While China has consistently been willing to provide short-term financing to Pakistan to deal with immediate crises, it doesn’t want to be an IMF substitute, noted Andrew Small, senior transatlantic fellow at the German Marshall Fund of the U.S. He said: “I think [China] would have expected Pakistan to reach an agreement with the IMF by now.”
But the bailout talks with the multilateral institution is not proceeding fast enough to stave off the crisis. Finance Minister Umar reportedly advised Prime Minister Khan to decline the deal offered by the IMF. Details of the deal were not disclosed but Umar had said they were not in the interest of Pakistan, according to local media.

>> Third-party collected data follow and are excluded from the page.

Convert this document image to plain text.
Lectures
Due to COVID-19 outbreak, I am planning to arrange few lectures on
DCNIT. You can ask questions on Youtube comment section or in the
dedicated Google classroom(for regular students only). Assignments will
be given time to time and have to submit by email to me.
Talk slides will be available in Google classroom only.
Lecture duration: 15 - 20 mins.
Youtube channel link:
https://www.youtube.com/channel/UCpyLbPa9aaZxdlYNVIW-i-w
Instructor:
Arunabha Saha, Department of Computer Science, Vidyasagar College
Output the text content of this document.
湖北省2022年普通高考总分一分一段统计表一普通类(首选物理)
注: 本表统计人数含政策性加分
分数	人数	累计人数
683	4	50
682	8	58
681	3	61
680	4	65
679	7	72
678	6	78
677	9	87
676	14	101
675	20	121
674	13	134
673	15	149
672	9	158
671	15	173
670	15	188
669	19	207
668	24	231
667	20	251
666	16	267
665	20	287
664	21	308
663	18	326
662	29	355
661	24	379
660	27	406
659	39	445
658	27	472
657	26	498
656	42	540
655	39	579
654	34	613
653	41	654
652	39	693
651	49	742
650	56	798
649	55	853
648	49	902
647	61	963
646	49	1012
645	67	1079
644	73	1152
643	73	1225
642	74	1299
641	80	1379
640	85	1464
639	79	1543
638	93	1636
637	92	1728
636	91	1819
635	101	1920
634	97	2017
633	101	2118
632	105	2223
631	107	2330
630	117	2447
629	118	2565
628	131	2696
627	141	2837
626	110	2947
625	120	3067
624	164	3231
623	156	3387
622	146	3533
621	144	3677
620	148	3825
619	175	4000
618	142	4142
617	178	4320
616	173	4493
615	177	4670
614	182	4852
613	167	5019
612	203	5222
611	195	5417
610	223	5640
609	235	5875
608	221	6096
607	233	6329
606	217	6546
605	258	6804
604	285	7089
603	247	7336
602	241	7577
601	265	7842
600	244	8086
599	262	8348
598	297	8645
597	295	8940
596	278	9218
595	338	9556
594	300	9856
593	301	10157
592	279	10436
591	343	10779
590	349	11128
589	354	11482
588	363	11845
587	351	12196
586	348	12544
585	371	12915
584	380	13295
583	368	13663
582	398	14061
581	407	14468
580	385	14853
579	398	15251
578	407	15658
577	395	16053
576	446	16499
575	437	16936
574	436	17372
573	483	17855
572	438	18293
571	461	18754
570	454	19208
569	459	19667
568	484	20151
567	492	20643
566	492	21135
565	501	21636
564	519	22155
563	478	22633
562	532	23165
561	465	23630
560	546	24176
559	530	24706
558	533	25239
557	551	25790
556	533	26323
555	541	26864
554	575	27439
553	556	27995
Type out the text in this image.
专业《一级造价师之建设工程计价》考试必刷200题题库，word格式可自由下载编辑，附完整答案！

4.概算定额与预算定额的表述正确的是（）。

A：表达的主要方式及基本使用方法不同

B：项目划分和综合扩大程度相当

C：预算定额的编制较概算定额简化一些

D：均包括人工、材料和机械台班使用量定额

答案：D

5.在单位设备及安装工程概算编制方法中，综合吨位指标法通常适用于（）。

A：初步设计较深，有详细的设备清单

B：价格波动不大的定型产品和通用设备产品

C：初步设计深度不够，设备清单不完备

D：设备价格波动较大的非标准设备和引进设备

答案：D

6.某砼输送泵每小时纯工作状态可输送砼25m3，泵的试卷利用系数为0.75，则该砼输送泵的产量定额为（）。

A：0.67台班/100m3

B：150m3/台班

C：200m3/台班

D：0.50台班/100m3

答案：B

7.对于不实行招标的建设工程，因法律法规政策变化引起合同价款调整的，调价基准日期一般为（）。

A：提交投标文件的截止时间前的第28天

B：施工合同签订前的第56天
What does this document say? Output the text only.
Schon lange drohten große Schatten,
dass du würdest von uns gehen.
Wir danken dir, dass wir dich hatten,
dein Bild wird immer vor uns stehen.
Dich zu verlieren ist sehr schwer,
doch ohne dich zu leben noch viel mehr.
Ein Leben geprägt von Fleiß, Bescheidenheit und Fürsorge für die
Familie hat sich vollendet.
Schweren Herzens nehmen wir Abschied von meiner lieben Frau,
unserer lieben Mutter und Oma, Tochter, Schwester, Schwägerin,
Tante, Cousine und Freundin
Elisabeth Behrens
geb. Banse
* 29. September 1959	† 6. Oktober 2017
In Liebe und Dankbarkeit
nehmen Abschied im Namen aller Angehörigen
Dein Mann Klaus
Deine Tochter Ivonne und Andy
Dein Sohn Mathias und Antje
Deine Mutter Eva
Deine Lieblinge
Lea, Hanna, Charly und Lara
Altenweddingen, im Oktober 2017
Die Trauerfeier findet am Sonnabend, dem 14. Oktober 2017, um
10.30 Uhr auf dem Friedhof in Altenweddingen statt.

Some experts said that Saudi Arabia’s bailout package also led China to think twice about its offer. “[The Saudi’s loan packages] will soften the blow of a smaller contribution from Beijing,” said Michael Kugelman, deputy director of the Asia Program at Wilson Center, a think tank in the U.S.
While negotiations are rumbling on, Pakistan has been dealt another blow by Standard & Poor’s rating agency on Feb. 4. S&P downgraded Pakistan’s long-term credit rating to “B-” from “B” due to “subdued expectations for economic growth” and heightened external and fiscal risks. S&P also noted that financial stimuli from CPEC investment is fading, adding pressure on the economy and making fiscal consolidation more difficult.
In a desperate attempt to avert the balance of payment crisis, Pakistan launched so-called diaspora bonds late-January at interest rates of 6.25% and 6.75% for three- and five-years tenors respectively, hoping to raise $1 billion. The government is appealing to overseas Pakistanis to invest in these bonds to contribute toward the country’s financial recovery. Islamabad is planning to hold roadshows in Europe and Gulf countries to market the bonds.